Readers React: Cheap air service will make the bullet train obsolete — and the state knows it

An elevated portion of the state's high-speed rail line is under construction near Fresno.
(Rich Pedroncelli / Associated Press)

To the editor: When I testified more than 15 years ago before the California High-Speed Rail Authority in my capacity as a senior vice president at the Air Transport Assn. of America, I noted that the costs and time for completion of the bullet train project were vastly understated, and as additional station stops were added to meet political demands, the costs and delays would increase while the “high-speed” was bound to be reduced. (“California’s bullet train is running off track. A state audit could keep it from derailing,” editorial, Jan. 29)

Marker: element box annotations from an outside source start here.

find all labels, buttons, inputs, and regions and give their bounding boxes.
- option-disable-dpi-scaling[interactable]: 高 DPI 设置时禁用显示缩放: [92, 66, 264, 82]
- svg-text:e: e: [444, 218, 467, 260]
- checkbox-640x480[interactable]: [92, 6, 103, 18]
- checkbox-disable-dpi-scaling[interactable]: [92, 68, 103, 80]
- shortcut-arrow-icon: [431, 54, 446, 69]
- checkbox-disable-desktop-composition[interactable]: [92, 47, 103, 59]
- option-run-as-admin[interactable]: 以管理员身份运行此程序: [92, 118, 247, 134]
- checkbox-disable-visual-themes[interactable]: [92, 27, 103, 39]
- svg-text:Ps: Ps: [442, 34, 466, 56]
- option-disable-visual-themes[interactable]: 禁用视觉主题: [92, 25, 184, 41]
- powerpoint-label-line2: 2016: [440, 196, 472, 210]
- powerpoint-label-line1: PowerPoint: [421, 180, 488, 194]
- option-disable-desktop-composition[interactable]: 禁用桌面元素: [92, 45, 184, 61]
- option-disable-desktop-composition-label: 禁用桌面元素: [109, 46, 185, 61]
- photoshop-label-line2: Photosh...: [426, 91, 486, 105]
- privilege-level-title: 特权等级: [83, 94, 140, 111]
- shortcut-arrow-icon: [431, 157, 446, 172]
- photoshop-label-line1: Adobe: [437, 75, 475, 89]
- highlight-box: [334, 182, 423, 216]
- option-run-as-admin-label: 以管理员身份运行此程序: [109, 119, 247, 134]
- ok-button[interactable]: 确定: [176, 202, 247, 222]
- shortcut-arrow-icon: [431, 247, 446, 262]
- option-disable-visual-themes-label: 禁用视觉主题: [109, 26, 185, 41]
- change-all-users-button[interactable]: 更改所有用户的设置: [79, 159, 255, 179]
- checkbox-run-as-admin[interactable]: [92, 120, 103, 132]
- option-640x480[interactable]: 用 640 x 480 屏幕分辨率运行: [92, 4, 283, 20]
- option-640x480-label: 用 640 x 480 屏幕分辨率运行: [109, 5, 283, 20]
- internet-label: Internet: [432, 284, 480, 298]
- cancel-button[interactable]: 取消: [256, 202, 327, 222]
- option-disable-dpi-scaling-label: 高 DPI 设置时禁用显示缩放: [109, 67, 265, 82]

I pointed out that for roughly $2 billion, the state could launch frequent, low-cost, widebody air service between LAX and San Francisco International Airport within a year to 18 months. Moreover, if that service was not successful, the aircraft could be sold or leased, resulting in the state recovering a substantial portion of its investment.

It’s not the mismanagement of the project that needs to be audited; it’s the never-ending failure of supporters to tell the truth.


Edward Merlis, McLean, Va.


To the editor: Assemblyman Dante Acosta (R-Santa Clarita) claims one can get on a flight from LAX to the San Francisco Bay Area for $59, and it only takes one hour. (“Democrats and Republicans in Sacramento have found something to agree on: An audit of the bullet train,” Feb. 1)

He forgets that from his district, its takes at least one hour to drive to LAX, an hour to go through security and board, and an hour to fly.

Amtrak already has a line from Sacramento to Bakersfield. With a few billion dollars, it could be brought up to high-speed requirements. Then, add new track across the Grapevine and connect with the existing rail into L.A.

It’s time to replace the California High-Speed Rail Authority with people who have already built bullet-train lines in other countries.